Do you have any advice for young scientists who are entering the field of liquid biopsy?
This is a very, very exciting field with a lot of opportunities to change the way physicians/clinicians manage the oncology diseases as well as other diseases. As noted above, there is still a lot of innovation that is needed on the hardware (isolation technologies) and software (molecular assays) side of things. This is compounded by the keen interest in liquid biopsies by the medical community. However, this is a crowded field with a lot of academic and private-sector interests.

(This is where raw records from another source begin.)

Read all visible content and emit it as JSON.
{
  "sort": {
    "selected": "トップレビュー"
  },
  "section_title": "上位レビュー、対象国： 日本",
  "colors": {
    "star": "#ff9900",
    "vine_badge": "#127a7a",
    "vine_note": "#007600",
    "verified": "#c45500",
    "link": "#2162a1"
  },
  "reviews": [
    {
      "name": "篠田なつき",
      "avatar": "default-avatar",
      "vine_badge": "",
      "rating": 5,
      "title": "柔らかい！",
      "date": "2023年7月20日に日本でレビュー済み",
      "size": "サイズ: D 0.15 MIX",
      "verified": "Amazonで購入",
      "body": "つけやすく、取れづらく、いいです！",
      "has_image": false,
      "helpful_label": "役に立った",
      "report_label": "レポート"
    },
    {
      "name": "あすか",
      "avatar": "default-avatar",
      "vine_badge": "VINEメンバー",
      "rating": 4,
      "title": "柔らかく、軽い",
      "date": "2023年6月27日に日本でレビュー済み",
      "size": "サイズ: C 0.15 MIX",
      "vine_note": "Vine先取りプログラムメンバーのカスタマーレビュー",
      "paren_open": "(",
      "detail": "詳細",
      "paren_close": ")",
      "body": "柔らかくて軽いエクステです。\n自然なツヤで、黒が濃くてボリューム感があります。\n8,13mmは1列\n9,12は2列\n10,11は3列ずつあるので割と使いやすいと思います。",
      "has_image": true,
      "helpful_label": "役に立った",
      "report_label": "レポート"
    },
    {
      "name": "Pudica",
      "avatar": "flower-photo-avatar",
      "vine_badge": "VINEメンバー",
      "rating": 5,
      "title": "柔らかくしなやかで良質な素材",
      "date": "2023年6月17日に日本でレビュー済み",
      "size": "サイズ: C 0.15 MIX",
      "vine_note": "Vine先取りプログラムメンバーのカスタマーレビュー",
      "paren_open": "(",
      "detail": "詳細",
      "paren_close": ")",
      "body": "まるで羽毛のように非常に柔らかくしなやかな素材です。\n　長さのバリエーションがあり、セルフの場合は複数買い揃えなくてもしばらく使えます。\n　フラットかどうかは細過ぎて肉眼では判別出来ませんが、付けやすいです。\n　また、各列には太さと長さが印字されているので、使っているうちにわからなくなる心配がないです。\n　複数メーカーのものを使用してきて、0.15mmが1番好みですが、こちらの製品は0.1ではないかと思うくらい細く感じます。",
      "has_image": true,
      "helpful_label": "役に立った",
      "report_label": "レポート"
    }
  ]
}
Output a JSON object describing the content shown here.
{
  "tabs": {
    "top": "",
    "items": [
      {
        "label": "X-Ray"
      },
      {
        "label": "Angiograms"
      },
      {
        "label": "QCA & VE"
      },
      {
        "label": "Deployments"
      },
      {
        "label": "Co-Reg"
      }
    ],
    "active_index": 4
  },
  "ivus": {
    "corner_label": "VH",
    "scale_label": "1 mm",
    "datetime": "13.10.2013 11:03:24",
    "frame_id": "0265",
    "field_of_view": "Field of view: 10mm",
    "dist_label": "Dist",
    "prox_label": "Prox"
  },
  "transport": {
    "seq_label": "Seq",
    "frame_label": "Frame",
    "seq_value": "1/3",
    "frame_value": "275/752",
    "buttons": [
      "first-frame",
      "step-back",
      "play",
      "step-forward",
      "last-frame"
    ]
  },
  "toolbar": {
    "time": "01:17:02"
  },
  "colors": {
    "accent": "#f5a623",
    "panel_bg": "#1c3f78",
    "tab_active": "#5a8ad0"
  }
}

One does need to keep in mind fatigue. For example, efforts focused on CTC based projects is becoming challenged by the fact that the only FDA approved test is the Veridex CellSearch platform for securing prognostic information on breast, prostate, and colorectal cancers. With the large investment in research and finances, no technologies that have cleared the FDA has evolved in the last ~20 years. Funding and interest at the federal and private sectors have waivered at this point in terms of CTCs. EVs are fairly new and research in this area as such is premature and still needs significant progress to move forward as well as clinical trials to support EVs in a clinical diagnostic or prognostic test. Finally, cell free DNA, especially with its success in marrying with NGS has had some success in the oncology field, as well as others, such as prenatal diagnostics.